נושא הפרוייקט
מספר פרוייקט
מחלקה
שמות סטודנטים
אימייל
שמות מנחים
גישה בייסיאנית דלילה לכימיה אורגנית: ניצולת תגובות ובחירת זרז
A Sparse Bayesian Approach to Organic Chemistry: Reaction Yields and Catalyst Selection
תקציר בעיברית
גישה בייסיאנית דלילה לכימיה אורגנית: ניצולת תגובות ובחירת זרז
תקציר באנגלית
Feature extraction and selection from molecules play a central role in explanatory and predictive statistical models of computational chemistry. Such a task is particularly challenging when the number of experiments is limited, thus yielding a small number of samples. This project implements a sparse Bayesian approach to feature selection and experimental design for several regression and classification problems in organic chemistry. The sparse Bayesian approach assumes a generative model of regression and classification in which potential features are incorporated into the models via random binary variables. Parameters of the Bayesian model are obtained from the posterior distribution using Markov chain Monte Carlo (MCMC) sampling methods (such as Gibbs sampling and the Metropolis-Adjusted Langevin algorithm). All algorithms were implemented from scratch in Python with Numpy to match the generative model precisely. The result is a visual output that allows the researcher to appreciate the participation of each binary variable in the posterior distribution, thus finding significant variables for the phenomenon being investigated. Unlike standard regularization methods, the method can describe several alternatives for the same problem. The method was implemented in two studies in Dr. Millo's laboratory at Ben-Gurion University.
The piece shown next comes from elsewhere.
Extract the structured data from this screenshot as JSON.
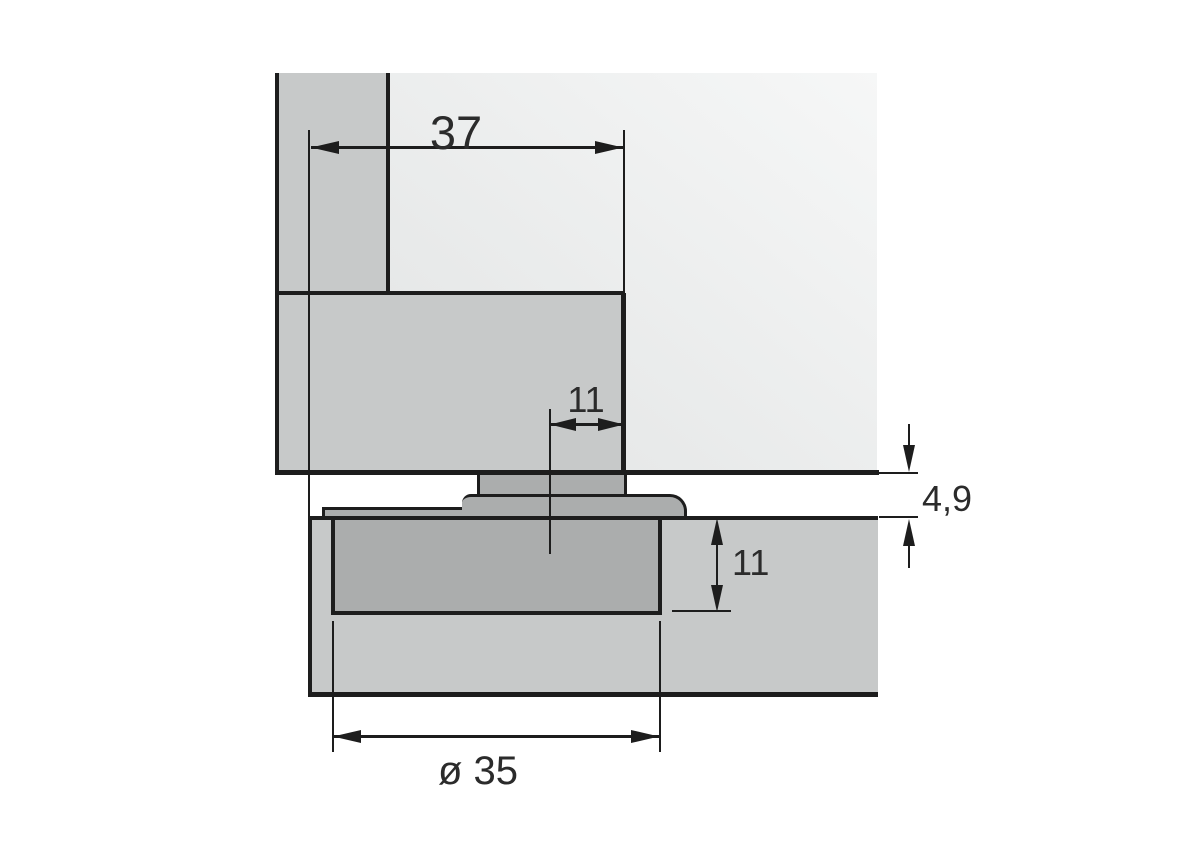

The first study deals with deuteration, a type of chemical reaction. In an experiment conducted in Dr. Millo's laboratory, ten molecules and 17 features were examined, with two chosen for predicting the reaction rate, a regression task, in a published article. The second study deals with the polymorphism of crystals based on an existing database containing about 80,000 records. The learning task is binary classification and aims to learn which features signal the existence of a polymorphic crystal. In both studies, the researchers had previously chosen features according to their professional decision, combined with standard regularization methods and forward and backward regression. Our approach revealed three additional features that might be relevant to the first study. The results for the second study are being explored these days. In both cases, the researchers have shown a willingness to increase the number of initial features to allow the Bayesian approach to find additional relevant features, and there are additional studies in Dr. Millo's lab that will use the method soon.